Every time we bring forward motions to address these issues, the government votes them down. Once in a while we would think a breath of fresh air would blow through this cavernous chamber.
The member for Wild Rose brought forward a motion to do away with child pornography and all the frivolous defences that people put forward on the child pornography file. The Liberals could see a vote getter when it is laid in front of them so they voted in favour of the motion by the member for Wild Rose. What happened in the following days is that they could not actually do that. They brought in other legislation that continues the frivolous defences that will keep child pornography on the streets, on the Internet and available to Canadians. It is a shame. They do it time and again.

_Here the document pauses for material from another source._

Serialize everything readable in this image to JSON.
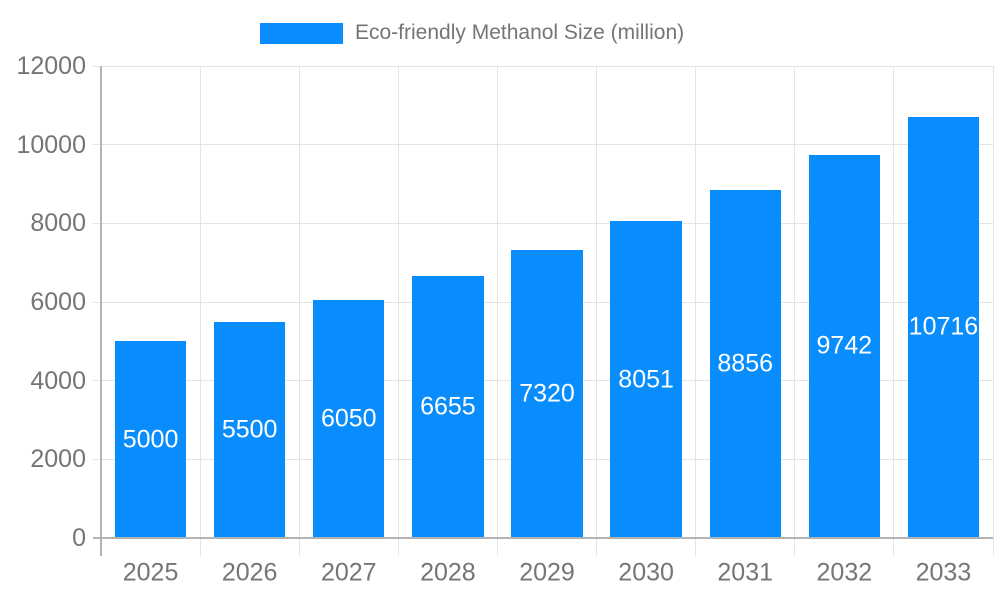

My party brought forward a motion that we should transfer gas tax revenues to the municipalities. It has been our policy for 10 years. We actually used the wording from a speech that the Prime Minister gave to the Union of British Columbia Municipalities. We took the exact words of his speech, brought them into the House and said we would take him at his word. We brought forward the motion and we voted on it. It passed nearly unanimously. It passed with an overwhelming majority.
The next day my party asked in the House, now that the House had passed judgment on the motion, surely the government would move ahead. The response that came from the government was “Well, we are considering this now and we will talk about it”. Actually, the government has no intention. It was not mentioned in the throne speech. It will not be in the budget tomorrow. I make a prediction here today that the gas tax revenue will not be handed over to the municipalities as the House has decreed and as the Prime Minister has promised.
Is it any wonder that we have a motion today saying that we have lost confidence in the government. How often do we have to go to the well and put forward substantive motion after substantive motion on agriculture, on softwood lumber, on foreign policy, on more funding for our military, on a proper environmental policy, on changes to the democratic system? Over and over again we have put forward detailed policy initiatives. We have been accused of being too policy oriented. Apparently we have too many policy wonks over here. It is a scary thing over there that people actually have policy.
We have put forward the policy. The distressful thing for Canadians is that even when it passes in the House they say “Sure it has been brought forward and sure it passed, but with the government, it does not seem to make any difference”.
That is why I have lost confidence in the government. It does not seem to understand that Parliament should be paramount, that Parliament should reign supreme. What is passed in this place, what is agreed to in this place, the government should take as its marching orders. Not all good ideas come from this side of the House, and certainly not all of them come from that side.
A culture of corruption has infested the government and has stalled it in its work. It cannot come forward with decent and new legislation of any sort that seems worthwhile. Therefore, quite properly, members of the House tonight when voting on this supply day motion should vote in favour of a vote against the government, vote non-confidence in the government. Let us get that passed because that is the truth. That is what Canadians are after.